True it is, as is noted in the brief of the taxpayers, in the Anderson case neither the taxpayer nor counsel for the taxpayer appeared at the hearing. In disposing of the Anderson case, the Tax Court made no mention of the mandatory provisions of Section 272, giving taxpayers the right of appeal to the Tax Court in all cases in which a deficiency was determined. Likewise, it did not refer to such decisions as H. Milgrim and Bros., Inc., 24 B.T.A. 853, or C.A. O'Meara, 11 B.T.A. 101. We think, however, the Anderson decision is sound, is directly in point and should be followed by us, though we might expect, on so important and so controverted a question, a much more extended opinion. In the Anderson case, after a quotation (very much in point) from Everett Knitting Works, 1 B.T.A. 5, the opinion of Judge Opper ends with this paragraph:
"Since, on the date of the letter purporting to be a notice of deficiency, it appears that the tax there involved had already been paid, it must be held that the letter was not a valid notice of deficiency within the meaning of the Internal Revenue Code. See Internal Revenue Code, Section 271(a). The inescapable prerequisite of our jurisdiction is consequently lacking. Cf. Will County Title Co., 38 B.T.A. 1396. Accordingly, notwithstanding the failure of the petitioner to appear at the hearing and his default in prosecution of this appeal, this proceeding is dismissed for lack of jurisdiction."
With this we fully agree. Cf. Suhr v. United States, 3 Cir., 18 F.2d 81.
Appellant relies upon expressions contained in the opinion in Rosenman v. United States, 323 U.S. 658, 662, 65 S.Ct. 536, 89 L.Ed. 535. That case, however, decided merely that such a payment as was made here would not set in motion the statute of limitations against an action instituted in the federal court for recovery of taxes paid until the liability for such taxes was defined by the subsequent deficiency assessment.
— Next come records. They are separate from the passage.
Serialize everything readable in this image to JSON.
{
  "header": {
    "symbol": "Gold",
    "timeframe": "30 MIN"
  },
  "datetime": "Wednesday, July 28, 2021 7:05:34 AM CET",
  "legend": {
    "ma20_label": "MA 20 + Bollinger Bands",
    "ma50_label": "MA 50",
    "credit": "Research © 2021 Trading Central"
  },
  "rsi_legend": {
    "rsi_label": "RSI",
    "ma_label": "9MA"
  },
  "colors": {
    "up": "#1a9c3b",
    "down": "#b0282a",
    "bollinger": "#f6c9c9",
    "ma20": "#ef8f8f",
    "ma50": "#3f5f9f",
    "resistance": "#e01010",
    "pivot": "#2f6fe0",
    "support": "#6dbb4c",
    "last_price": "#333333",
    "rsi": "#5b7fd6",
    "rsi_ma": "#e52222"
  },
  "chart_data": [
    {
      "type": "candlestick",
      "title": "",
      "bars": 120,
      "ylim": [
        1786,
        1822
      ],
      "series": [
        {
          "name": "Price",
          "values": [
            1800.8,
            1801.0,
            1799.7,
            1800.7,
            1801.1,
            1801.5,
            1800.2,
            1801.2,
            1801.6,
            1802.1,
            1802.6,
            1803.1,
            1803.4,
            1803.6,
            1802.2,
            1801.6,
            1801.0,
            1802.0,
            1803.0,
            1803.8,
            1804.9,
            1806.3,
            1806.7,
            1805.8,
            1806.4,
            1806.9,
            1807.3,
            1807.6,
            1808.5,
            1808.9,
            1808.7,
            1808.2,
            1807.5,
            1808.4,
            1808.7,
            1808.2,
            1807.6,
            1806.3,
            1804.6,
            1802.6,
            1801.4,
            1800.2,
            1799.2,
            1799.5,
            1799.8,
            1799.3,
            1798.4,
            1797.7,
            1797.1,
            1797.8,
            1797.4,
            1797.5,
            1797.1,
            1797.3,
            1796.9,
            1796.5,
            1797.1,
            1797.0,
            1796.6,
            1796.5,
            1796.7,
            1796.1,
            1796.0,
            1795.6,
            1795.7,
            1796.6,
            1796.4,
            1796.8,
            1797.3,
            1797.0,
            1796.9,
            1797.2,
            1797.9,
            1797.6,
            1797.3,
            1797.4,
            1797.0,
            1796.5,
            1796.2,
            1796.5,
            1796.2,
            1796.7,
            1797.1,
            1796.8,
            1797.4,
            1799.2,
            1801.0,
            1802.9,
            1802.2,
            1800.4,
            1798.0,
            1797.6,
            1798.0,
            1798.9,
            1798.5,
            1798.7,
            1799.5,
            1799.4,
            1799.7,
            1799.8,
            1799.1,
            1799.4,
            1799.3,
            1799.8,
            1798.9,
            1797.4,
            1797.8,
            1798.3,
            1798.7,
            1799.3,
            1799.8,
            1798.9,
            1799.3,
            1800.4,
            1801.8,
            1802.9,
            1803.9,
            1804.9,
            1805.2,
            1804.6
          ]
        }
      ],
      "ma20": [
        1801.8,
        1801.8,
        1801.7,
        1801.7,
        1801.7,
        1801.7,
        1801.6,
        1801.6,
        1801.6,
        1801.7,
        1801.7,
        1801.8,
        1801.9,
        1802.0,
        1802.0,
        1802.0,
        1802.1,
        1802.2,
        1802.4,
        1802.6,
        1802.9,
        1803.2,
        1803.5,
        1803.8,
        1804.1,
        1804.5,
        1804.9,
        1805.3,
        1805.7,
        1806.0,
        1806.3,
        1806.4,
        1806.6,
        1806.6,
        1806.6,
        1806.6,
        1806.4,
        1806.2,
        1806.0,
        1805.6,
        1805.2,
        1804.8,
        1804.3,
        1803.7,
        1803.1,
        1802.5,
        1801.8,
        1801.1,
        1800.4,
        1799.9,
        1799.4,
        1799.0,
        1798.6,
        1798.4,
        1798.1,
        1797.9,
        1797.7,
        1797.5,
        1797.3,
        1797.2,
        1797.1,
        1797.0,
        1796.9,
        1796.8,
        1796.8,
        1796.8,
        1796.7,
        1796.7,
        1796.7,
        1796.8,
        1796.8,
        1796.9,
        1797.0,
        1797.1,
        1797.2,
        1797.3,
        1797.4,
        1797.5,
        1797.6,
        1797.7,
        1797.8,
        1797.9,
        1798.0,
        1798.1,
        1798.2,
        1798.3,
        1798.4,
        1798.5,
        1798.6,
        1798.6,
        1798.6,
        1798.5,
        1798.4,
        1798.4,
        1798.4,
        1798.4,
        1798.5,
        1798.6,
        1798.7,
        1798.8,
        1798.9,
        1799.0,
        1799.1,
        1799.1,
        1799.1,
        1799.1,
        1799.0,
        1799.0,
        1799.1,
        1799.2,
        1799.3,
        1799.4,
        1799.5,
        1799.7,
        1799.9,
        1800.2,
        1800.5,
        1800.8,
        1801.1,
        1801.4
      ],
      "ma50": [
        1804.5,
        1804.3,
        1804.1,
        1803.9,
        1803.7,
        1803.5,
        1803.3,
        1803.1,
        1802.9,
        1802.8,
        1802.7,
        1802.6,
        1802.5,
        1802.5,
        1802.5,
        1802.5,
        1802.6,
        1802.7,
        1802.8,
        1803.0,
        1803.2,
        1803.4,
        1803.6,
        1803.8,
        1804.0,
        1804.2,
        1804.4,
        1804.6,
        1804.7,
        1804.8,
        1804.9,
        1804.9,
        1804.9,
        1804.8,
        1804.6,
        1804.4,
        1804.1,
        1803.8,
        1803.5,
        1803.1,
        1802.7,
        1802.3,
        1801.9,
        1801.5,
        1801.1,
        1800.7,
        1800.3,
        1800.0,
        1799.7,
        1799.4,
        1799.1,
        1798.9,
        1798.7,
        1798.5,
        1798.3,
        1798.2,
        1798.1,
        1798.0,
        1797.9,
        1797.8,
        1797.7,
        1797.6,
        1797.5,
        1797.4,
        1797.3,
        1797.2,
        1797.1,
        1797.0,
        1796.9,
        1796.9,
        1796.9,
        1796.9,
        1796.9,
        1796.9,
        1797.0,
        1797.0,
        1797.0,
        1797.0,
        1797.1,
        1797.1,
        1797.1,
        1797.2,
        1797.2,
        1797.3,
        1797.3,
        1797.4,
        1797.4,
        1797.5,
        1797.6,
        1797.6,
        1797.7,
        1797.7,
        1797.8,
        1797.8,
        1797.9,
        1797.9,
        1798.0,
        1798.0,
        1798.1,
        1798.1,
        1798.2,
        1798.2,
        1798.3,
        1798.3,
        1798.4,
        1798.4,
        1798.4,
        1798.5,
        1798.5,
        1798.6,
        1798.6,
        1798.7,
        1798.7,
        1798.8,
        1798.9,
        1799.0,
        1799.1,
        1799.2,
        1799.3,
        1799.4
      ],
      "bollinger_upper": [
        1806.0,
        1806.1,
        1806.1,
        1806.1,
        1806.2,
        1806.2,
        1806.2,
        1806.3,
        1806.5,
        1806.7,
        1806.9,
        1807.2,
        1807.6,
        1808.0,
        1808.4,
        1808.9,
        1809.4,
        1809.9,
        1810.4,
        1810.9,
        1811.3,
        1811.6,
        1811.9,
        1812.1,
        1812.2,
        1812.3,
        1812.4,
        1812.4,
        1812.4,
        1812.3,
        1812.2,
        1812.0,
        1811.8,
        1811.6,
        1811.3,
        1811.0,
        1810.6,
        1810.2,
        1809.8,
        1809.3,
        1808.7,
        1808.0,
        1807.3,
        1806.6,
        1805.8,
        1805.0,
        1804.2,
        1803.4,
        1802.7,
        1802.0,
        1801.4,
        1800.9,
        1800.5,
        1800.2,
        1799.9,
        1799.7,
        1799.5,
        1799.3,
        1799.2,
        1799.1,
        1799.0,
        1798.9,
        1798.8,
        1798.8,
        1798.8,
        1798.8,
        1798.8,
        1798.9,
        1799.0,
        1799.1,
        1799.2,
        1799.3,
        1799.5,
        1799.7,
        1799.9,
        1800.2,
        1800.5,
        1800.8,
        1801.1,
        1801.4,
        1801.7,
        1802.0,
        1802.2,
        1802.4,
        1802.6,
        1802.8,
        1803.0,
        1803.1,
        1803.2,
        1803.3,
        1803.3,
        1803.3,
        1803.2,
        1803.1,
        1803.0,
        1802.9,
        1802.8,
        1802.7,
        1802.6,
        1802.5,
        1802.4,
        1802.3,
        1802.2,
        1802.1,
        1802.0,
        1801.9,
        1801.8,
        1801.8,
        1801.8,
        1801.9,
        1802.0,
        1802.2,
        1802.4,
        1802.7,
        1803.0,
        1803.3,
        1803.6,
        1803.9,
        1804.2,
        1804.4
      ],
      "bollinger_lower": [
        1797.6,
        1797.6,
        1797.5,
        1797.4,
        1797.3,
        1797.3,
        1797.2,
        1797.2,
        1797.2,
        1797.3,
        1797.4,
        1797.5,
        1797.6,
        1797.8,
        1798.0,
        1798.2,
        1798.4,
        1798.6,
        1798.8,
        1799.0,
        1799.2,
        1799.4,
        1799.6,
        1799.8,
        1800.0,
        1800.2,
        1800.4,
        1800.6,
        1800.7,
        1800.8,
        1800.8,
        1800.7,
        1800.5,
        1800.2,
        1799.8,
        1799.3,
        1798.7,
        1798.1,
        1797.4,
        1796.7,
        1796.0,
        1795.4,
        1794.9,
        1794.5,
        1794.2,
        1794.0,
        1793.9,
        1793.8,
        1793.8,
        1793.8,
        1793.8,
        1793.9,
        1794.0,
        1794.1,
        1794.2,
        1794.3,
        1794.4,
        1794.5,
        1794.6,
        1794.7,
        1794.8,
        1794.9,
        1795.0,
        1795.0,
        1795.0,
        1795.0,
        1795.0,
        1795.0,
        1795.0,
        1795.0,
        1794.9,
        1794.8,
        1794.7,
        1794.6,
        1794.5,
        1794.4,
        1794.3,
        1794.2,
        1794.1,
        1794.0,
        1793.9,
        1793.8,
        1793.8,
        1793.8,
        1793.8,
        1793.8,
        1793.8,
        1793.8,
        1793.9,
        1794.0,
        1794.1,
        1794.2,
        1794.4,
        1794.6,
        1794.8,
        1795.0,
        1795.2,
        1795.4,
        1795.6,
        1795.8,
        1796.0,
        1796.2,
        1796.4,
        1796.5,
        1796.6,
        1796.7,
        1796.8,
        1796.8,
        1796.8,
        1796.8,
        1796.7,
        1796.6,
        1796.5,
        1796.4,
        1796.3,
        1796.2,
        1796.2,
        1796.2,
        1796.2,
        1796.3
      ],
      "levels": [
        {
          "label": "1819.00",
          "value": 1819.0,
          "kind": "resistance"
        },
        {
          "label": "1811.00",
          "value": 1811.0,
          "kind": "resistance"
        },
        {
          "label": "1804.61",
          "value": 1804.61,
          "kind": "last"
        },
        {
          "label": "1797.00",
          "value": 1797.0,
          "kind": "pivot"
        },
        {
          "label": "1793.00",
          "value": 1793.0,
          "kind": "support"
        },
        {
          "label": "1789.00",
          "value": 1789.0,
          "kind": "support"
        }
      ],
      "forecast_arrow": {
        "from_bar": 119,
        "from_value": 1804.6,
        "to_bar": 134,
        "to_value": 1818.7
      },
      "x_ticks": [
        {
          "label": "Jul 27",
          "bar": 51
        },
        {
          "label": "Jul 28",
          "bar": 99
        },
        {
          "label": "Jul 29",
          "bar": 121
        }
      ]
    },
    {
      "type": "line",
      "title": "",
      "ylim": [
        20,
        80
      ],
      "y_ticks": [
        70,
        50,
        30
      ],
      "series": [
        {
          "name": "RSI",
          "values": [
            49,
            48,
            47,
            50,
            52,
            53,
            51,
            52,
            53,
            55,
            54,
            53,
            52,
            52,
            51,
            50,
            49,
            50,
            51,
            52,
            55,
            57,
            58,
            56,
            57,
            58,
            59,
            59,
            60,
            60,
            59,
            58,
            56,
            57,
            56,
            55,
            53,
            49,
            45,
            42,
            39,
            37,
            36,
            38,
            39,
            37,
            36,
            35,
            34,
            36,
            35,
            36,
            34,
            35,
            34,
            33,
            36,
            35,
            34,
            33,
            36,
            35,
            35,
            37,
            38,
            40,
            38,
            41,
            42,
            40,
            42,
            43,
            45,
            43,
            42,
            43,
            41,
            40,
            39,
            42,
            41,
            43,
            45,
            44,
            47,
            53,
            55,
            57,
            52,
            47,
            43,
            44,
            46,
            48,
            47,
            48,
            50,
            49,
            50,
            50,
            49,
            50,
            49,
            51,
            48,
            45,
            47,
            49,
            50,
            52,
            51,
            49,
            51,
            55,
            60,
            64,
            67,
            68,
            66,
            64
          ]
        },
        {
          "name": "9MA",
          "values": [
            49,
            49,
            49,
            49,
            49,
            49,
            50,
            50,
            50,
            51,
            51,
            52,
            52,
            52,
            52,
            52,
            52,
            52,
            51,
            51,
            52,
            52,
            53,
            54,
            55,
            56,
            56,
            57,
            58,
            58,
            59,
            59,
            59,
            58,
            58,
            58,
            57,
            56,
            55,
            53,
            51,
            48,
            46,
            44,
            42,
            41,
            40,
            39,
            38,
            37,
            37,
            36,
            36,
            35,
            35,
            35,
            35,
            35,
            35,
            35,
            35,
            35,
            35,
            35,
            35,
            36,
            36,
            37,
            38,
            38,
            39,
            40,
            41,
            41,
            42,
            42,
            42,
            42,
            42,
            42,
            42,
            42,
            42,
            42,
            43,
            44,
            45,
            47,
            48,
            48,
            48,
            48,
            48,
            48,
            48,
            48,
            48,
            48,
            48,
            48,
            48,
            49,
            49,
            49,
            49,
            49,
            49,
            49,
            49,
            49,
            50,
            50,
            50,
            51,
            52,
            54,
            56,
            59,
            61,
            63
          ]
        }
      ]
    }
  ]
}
When the deficiency assessment was made in the case at bar, its real effect was not to assess a deficiency to be collected from the taxpayer, but to determine the liability of taxpayer with respect to taxes which he had paid to the collector to abide the contingency of such a determination.
Congress, it seems to us, has created a correlated scheme in aid of federal income taxpayers who think they have been unfairly treated. Such a taxpayer may either (a) decline to pay the tax and seek relief from the Commissioner's determination at the hands of the Tax Court, or, (2) he may pay the tax and then sue to recover it in a federal court. He may not, as petitioners seek to do here, mix up these two mutually independent procedures by taking a part of one procedure and a part of the other. In other words, he cannot pay the tax, then, upon an erroneous determination of a deficiency by the Commissioner, when there is in fact no deficiency since the tax has been paid, seek a review by the Tax Court.
The judgment of the Tax Court of the United States is affirmed, without prejudice to the right of the taxpayers to pursue any proper remedy they may have in a federal court.